Il existe un ancien précédent canadien datant de 1925 qui se rapproche de l’actualité néo-brunswickoise. Le chef libéral William Lyon Mackenzie King était alors le premier ministre du Canada. Son gouvernement, encore très jeune, était menacé de perdre la confiance des communes peu après les élections générales. King a approché le gouverneur général du Canada, lord Byng de Vimy, pour lui demander la dissolution de la Chambre des communes et la convocation de nouvelles élections. Byng a refusé, provoquant du coup la démission de King et de son gouvernement, puis a confié les rênes du gouvernement aux conservateurs d’Arthur Meighen. Certes, les conservateurs avaient remporté le plus grand nombre de sièges aux élections précédentes, mais sans atteindre la majorité. Ils prétendaient néanmoins à une plus grande légitimité démocratique. Cela n’a pas empêché le gouverneur général de regretter son geste lorsqu’il a constaté que Meighen ne réussissait pas à obtenir un soutien majoritaire aux communes. Très embarrassé, Byng de Vimy s’est finalement résolu à déclencher des élections en 1926, sans rappeler King au pouvoir avant de le faire.

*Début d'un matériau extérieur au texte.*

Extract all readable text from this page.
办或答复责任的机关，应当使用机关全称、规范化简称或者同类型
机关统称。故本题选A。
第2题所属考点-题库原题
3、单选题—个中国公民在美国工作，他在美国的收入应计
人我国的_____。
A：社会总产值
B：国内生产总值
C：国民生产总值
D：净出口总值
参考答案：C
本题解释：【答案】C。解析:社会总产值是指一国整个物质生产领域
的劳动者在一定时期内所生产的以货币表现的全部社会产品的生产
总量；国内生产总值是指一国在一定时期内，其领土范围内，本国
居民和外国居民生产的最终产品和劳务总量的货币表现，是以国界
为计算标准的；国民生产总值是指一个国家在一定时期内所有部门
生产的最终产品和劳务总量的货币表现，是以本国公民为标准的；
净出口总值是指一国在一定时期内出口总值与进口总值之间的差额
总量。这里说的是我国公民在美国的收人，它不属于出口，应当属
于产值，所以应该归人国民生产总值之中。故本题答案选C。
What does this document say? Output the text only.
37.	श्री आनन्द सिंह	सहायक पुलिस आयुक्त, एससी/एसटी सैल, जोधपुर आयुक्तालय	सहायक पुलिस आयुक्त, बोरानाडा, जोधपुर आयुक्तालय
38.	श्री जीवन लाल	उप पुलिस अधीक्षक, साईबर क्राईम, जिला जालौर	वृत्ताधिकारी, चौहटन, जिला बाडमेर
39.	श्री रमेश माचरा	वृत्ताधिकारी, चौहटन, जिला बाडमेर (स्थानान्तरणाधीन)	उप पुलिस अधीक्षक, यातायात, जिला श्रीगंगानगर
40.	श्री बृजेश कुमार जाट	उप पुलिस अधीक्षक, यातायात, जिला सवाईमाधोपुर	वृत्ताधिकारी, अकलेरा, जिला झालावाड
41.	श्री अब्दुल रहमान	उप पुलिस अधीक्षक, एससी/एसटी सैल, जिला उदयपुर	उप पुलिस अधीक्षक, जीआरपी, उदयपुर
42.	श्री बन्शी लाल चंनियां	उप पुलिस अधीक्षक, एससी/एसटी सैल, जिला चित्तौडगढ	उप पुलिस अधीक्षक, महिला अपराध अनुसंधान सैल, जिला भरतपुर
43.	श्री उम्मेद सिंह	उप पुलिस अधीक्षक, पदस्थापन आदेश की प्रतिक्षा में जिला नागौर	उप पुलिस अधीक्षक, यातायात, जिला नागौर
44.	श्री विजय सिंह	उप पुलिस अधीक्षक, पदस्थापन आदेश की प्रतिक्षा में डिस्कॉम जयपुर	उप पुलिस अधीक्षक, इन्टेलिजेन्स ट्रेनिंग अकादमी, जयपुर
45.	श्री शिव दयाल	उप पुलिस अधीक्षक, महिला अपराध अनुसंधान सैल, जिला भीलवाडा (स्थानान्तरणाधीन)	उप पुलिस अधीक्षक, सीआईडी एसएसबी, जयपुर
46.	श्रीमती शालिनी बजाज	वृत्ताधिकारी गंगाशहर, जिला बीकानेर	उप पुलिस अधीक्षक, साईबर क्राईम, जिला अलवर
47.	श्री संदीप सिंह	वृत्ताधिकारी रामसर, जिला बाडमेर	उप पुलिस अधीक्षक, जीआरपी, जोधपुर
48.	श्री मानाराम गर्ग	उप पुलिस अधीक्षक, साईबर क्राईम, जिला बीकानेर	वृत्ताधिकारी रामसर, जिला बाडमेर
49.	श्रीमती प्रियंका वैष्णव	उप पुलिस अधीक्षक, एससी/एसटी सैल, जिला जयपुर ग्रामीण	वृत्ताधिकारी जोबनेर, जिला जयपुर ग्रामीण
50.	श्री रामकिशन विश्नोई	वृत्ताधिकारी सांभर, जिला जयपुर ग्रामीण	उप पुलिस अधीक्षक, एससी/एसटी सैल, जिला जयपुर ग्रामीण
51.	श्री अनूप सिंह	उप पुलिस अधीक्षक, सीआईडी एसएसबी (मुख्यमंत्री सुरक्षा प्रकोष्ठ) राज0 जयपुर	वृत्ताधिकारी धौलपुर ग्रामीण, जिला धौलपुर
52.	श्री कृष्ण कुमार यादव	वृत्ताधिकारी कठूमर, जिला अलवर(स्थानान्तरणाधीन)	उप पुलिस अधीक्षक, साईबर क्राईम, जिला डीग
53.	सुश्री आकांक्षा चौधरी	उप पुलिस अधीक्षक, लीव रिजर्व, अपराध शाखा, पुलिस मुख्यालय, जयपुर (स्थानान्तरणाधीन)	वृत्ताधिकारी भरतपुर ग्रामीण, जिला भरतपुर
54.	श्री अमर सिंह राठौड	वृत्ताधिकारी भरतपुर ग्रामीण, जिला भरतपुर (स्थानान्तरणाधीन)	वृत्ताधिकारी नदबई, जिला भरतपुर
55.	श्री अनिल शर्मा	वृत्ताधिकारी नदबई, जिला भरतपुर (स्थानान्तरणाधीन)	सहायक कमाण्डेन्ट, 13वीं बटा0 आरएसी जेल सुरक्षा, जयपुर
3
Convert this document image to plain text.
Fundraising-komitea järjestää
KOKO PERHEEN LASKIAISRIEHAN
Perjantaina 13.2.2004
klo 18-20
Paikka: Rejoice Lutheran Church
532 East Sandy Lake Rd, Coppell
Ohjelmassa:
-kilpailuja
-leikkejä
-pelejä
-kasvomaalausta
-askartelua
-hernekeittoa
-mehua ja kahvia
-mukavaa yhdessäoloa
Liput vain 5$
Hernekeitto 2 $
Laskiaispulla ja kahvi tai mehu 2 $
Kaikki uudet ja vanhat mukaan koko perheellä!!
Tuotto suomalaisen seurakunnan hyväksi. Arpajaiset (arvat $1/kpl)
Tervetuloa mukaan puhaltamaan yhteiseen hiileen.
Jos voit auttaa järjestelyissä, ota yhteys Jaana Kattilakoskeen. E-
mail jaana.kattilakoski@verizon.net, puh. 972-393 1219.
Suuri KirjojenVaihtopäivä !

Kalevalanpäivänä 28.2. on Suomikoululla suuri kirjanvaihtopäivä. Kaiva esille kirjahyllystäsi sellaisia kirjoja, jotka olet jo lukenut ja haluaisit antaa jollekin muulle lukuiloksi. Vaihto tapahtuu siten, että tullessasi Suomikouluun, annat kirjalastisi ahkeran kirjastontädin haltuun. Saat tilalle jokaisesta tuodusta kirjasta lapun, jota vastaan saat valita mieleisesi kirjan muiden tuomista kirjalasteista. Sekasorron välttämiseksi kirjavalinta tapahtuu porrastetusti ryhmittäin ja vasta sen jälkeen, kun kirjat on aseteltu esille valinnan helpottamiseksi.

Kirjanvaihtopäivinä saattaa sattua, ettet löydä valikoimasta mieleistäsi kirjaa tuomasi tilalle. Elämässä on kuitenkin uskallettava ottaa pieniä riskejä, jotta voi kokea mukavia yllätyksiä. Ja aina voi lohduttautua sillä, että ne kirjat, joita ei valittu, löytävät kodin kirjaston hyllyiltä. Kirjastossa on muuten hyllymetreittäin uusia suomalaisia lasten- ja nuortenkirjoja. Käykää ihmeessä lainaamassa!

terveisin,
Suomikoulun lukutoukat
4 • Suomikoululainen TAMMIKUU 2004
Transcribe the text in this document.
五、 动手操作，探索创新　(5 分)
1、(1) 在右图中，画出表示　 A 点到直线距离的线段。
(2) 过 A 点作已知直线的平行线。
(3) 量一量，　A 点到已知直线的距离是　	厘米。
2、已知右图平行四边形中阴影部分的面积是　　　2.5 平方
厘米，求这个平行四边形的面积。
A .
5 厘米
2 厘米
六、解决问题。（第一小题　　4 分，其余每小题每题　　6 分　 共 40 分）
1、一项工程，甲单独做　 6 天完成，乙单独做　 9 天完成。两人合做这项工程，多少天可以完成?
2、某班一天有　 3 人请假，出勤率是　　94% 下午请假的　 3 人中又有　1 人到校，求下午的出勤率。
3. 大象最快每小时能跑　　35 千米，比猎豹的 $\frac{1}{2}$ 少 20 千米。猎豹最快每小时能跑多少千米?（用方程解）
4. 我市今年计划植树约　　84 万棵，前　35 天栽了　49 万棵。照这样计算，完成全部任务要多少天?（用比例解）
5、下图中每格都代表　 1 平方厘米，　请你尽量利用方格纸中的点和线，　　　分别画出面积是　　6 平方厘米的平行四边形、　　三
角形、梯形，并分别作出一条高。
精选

King, insulté, a saisi l’occasion pour faire campagne sur le dos du gouverneur général et a remporté les élections. L’imprudence du gouverneur général avait miné le prestige de la monarchie.

Si le lieutenant-gouverneur Roy-Vienneau refusait la dissolution à Gallant pour l’accorder à Higgs peu après, elle porterait flanc à une accusation de partisanerie, comme le gouverneur général Byng de Vimy l’a été en son temps. Car pourquoi privilégier l’un aux dépens de l’autre ? La reine, ou son représentant, doit agir comme un arbitre neutre, être et apparaître au-dessus de tous les partis politiques. C’est une condition de la survie de la monarchie, au Canada comme au Royaume-Uni, notre ancienne mère patrie.